Creates a subset of the table by randomly selecting the given proportion of rows.

Selecting Rows

subscript(Range<Int>) -> MLDataTable

Creates a subset of the table given a range of rows.

subscript<R>(R) -> MLDataTable

Creates a subset of the table given a range expression of rows.

func prefix(Int) -> MLDataTable

Creates a subset of the table given a number of initial rows.

func suffix(Int) -> MLDataTable

Creates a subset of the table given a number of final rows.

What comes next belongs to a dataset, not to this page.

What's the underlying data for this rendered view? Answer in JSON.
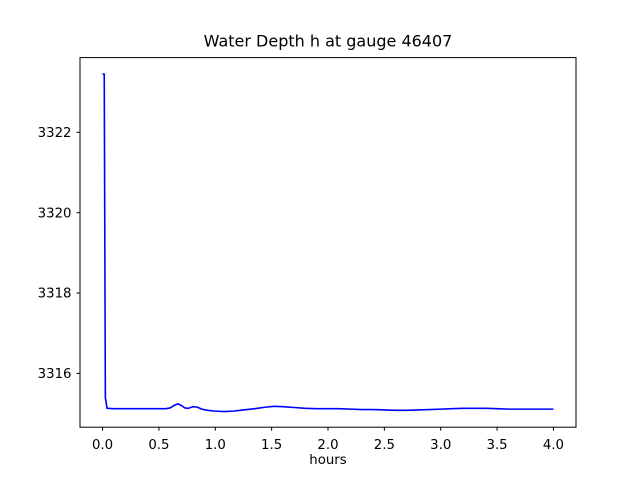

func intersect<T>(T..., of: String) -> MLDataTable

Creates a subset of the table by including the rows that contain any of the given values in the given column.

Selecting Columns

subscript<S>(S) -> MLDataTable

Creates a subset of the table given a sequence of column names.

Compacting Rows

func condense(columnNamed: String, to: String) -> MLDataTable

Creates a new data table where duplicate row values in the given column are condensed into a new sequence-type column.

Expanding Rows

func expand(columnNamed: String, to: String) -> MLDataTable

Creates a new data table where duplicate row values in the given column are condensed into a new sequence-type column.

Compacting Columns

func pack(columnsNamed: String, to: String, type: MLDataTable.PackType, filling: MLDataValue) -> MLDataTable

Creates a new data table with an additional column that contains the combined values of the given columns.

enum MLDataTable.PackType

The storage operations for combining multiple columns into one.

Expanding Columns

func unpack(columnNamed: String, valueTypes: [MLDataValue.ValueType]?, indexSubset: [Int]?, keySubset: [String]?) -> MLDataTable

Creates a new data table with additional columns that contain the unpacked collections in the given column.